Neighbors (1981, directed by John G. Avildsen)

From my review: In the same way that Kubrick played with distorted space in The Shining to subconsciously unsettling the audience, there’s play with time going on in Neighbors. Earl eventually becomes disoriented and has to ask his wife what it is after so many starts and stops on his way to finally settle down for the night. She tells him it’s two in the morning, but soon after, he ends up paying Vic a visit. When he emerges from that bizarre conversation, the birds are chirping & it’s sunny outside. These are not continuity errors but intentional distortions […]

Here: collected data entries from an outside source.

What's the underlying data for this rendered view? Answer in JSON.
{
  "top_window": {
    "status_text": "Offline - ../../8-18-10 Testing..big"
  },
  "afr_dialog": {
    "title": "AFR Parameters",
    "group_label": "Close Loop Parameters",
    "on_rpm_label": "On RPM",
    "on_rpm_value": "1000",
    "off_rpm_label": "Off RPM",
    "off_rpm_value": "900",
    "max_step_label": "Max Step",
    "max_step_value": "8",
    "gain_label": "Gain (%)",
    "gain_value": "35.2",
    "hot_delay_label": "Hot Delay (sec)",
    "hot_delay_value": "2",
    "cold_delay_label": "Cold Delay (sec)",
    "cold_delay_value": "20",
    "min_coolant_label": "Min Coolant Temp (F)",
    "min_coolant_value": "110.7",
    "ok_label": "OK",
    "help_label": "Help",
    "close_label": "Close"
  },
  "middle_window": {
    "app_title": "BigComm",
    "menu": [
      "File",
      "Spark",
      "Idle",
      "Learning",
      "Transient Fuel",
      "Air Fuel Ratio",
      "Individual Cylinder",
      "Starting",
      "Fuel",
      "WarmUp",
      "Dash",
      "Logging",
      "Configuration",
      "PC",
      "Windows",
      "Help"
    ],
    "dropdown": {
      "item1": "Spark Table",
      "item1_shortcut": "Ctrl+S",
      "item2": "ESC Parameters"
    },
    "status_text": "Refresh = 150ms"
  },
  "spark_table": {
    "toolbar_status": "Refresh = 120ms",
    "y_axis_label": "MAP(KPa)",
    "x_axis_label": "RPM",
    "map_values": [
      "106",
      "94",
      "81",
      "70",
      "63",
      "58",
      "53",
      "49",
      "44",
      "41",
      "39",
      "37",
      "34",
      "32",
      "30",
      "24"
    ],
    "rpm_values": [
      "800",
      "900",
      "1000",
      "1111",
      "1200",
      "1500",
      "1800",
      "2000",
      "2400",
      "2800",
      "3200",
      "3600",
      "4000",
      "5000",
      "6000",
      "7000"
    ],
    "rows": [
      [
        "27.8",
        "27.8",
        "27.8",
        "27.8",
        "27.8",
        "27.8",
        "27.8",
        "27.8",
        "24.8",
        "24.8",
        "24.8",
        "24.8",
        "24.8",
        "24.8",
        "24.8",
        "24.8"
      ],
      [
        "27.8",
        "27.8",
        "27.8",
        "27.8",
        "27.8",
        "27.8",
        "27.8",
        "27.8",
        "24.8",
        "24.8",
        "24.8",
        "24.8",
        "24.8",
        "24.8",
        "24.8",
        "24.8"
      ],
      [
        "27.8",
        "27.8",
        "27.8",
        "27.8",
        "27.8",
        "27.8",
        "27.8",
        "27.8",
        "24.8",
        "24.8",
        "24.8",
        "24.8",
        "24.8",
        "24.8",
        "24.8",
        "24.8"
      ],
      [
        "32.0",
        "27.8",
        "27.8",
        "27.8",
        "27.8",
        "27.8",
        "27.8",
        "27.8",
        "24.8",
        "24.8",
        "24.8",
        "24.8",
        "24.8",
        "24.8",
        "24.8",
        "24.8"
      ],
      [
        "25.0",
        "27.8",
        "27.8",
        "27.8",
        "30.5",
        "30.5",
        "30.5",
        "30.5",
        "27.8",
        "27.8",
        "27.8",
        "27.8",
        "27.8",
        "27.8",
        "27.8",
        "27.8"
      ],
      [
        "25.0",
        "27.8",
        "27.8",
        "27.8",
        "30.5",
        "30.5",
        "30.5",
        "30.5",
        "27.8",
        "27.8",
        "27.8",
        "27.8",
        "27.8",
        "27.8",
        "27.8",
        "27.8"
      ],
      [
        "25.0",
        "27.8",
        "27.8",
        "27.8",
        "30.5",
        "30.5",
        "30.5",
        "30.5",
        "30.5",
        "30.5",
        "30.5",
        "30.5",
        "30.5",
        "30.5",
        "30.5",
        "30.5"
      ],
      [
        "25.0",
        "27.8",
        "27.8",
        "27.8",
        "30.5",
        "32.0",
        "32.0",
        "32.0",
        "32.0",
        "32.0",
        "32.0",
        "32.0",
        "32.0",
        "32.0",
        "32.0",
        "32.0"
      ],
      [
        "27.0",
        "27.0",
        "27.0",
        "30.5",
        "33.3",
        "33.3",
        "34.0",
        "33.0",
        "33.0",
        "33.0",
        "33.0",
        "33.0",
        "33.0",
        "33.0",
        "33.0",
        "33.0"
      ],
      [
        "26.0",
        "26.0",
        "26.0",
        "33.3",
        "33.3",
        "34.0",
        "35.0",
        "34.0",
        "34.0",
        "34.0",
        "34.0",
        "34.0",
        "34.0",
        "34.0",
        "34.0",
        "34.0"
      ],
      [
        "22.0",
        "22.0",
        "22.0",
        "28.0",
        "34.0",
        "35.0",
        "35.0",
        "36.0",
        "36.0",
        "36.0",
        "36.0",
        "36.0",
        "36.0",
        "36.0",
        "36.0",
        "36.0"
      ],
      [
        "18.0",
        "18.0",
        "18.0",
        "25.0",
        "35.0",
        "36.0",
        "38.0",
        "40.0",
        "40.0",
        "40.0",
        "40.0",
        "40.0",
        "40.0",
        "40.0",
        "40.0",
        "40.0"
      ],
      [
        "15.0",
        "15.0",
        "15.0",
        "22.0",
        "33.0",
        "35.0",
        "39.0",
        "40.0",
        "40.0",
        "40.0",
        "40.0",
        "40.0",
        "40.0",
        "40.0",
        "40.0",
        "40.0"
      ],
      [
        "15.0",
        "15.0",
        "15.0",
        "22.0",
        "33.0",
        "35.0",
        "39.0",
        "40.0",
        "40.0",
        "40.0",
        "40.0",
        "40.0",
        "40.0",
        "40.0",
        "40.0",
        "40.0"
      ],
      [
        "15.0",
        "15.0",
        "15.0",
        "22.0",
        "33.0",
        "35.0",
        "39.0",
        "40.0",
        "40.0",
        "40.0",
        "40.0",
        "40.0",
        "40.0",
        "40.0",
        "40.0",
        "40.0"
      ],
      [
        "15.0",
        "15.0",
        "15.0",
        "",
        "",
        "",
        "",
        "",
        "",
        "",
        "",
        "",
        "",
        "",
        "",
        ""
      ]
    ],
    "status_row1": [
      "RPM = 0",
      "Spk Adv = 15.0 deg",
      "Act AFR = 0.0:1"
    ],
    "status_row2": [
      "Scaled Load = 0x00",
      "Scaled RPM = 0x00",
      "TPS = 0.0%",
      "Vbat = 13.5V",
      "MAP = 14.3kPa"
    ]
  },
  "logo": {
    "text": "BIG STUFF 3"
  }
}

Neighbors is a bizarre, disturbing film, and it’s a shame that so many production elements weren’t there to make it something better. I could easily see Tim & Eric remaking this novel and doing it right. If you’ve seen their Bedtime Stories horror anthology, it traffics in the same territory. The difference is that those comedians understand how comedy works, and Avildsen seems entirely out of his element. I would say Neighbors is most definitely worth a watch because it is unlike most films. It has piqued my interest in the novel, which I’ve heard is much better than what was adapted on film.